Since the economy opened up, a whole system of myths – of Bollywood
stars, of Chetan Bhagat, of tycoons –has been foisted on us, that feeds and
grows fat on the money it sucks up from its monopolies of our sensibilities,
and would have us believe that mediocrity is an essentially Indian condition. That hyperbole is the
only manner in which we Indians Coca-Cola enjoy! Those who would keep you ever
stimulated, ever extroverted, ever unthinking and superficial.

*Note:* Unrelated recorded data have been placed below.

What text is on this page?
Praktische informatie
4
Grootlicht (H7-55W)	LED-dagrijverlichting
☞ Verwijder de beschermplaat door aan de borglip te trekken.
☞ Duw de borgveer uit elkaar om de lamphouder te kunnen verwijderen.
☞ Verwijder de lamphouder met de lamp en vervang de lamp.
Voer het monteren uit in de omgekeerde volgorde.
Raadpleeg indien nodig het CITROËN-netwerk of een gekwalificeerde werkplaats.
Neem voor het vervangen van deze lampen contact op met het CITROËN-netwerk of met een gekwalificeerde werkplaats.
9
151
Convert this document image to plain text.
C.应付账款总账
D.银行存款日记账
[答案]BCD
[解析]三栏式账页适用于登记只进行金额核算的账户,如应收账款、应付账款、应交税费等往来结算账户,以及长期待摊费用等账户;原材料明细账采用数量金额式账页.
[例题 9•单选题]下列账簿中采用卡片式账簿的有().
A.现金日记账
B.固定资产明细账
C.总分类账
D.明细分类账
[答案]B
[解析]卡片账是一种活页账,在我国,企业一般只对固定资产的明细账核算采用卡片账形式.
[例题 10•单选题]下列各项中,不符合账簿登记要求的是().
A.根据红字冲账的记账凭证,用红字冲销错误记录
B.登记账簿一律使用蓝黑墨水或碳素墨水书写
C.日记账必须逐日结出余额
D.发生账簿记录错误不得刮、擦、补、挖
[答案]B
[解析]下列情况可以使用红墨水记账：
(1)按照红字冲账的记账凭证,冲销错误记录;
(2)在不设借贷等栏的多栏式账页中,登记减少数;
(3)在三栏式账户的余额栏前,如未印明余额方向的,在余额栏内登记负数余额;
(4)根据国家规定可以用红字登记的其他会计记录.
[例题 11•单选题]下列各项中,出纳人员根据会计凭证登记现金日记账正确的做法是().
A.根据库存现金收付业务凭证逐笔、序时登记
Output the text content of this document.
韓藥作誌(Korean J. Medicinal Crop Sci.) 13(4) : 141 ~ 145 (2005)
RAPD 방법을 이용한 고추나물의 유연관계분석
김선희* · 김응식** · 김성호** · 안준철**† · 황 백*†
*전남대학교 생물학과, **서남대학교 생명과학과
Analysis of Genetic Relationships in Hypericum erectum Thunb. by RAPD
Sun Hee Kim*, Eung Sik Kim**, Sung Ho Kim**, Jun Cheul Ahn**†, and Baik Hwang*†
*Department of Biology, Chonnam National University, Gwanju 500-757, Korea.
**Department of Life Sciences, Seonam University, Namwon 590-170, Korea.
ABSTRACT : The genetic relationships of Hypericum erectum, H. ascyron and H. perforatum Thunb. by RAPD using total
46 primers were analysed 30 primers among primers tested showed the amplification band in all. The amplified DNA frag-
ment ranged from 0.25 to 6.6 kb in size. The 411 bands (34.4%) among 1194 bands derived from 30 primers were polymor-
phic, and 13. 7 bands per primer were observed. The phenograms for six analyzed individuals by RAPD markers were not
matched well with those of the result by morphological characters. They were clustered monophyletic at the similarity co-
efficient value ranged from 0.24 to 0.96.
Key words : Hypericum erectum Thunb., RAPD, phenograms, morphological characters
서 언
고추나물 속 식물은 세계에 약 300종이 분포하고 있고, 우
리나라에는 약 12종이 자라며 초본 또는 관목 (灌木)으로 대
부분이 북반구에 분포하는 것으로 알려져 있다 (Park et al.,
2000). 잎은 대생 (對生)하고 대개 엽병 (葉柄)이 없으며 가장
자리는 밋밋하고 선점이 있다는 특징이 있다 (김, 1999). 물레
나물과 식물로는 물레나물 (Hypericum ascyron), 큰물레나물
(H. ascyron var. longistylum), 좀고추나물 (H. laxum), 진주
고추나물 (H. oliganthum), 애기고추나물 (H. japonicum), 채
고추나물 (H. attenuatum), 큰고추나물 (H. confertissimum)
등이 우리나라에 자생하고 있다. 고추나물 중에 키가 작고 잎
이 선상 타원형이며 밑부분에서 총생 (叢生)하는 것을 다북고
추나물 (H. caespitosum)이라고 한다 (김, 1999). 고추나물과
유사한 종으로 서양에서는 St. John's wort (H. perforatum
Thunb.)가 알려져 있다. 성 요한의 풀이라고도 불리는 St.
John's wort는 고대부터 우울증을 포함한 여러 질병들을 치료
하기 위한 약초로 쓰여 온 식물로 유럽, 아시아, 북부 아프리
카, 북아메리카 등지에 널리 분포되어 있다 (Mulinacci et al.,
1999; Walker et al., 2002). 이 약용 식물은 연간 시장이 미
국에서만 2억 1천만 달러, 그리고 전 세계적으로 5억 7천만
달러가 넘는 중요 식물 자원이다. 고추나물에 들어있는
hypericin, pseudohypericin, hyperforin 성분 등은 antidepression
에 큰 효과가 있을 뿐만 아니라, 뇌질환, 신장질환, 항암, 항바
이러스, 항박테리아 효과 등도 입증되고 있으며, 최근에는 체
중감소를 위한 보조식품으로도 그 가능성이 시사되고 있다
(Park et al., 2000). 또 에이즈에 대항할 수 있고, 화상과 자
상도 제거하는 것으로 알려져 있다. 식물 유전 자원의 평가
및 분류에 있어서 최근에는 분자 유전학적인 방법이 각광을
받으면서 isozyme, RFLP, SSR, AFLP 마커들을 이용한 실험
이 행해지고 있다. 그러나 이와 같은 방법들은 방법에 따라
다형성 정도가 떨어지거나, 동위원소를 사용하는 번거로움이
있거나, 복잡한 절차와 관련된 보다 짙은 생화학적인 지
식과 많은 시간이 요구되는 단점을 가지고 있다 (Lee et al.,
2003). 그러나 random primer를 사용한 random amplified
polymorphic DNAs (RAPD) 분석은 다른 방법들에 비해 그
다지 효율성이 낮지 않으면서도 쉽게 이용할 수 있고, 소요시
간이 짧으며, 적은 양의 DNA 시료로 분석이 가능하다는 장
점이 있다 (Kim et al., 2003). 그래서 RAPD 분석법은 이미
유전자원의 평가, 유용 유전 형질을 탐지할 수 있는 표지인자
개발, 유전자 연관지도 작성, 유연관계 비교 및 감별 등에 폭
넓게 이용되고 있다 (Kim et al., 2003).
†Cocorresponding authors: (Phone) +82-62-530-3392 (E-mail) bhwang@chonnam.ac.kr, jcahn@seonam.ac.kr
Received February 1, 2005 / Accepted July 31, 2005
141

It was about manipulation. These myths have been out in the
sun for a month now, grinning Suhel-Seth fashion around, lapping up all the
accolades and eyes waiting for Sachin, the real deal. Nothing was spontaneous,
not even the spontaneous tributes, not the commentators’ asides every five
seconds, not the Tshirts, not the decibels, not the dedicated column-spaces
running for weeks. True emotions were elbowed out by their simulacrous
spectacles. In the end, Nita Ambani, India’s richest housewife, got to lord
over it while Sachin’s mother quietly tucks the rosary beads under the shawl
and squirmed and waited for the camera to go away.
I turned my eyes away, for whatever the man still meant to
me after being left cold by that din of images and soundbytes, or perhaps a reflex
of a habit of respecting elders, and others’ spaces and privacies in general – I
am still not a voyeur enough. I am the sort of man who finds melodrama
disconcerting, for it sweeps everything, even the genuinely heartfelt, in its
tide and makes it appear as silly and excessive as the cheapest and the most
superfluous. And there are many, many more like me, and will always be. We will
stand with hands folded and smile but refuse to gush out our most hallowed
Sachin moments because someone’s thrust a mike under our chin, refuse to scream
and jostle in front of a camera trained on us. Every emotion has to find its
true form to truly express it, and this is not our form. We refuse to be manipulated, we refuse to share, we
refuse to participate without our inner consent.
Maybe, later, after a few years, I will visit the moment in
a Youtube link, and forgetting the ugliness of this farewell party, remember
the lad once who became a man, Sachin, myself, my generation. And I will
remember, alone, quietly, hopefully smilingly.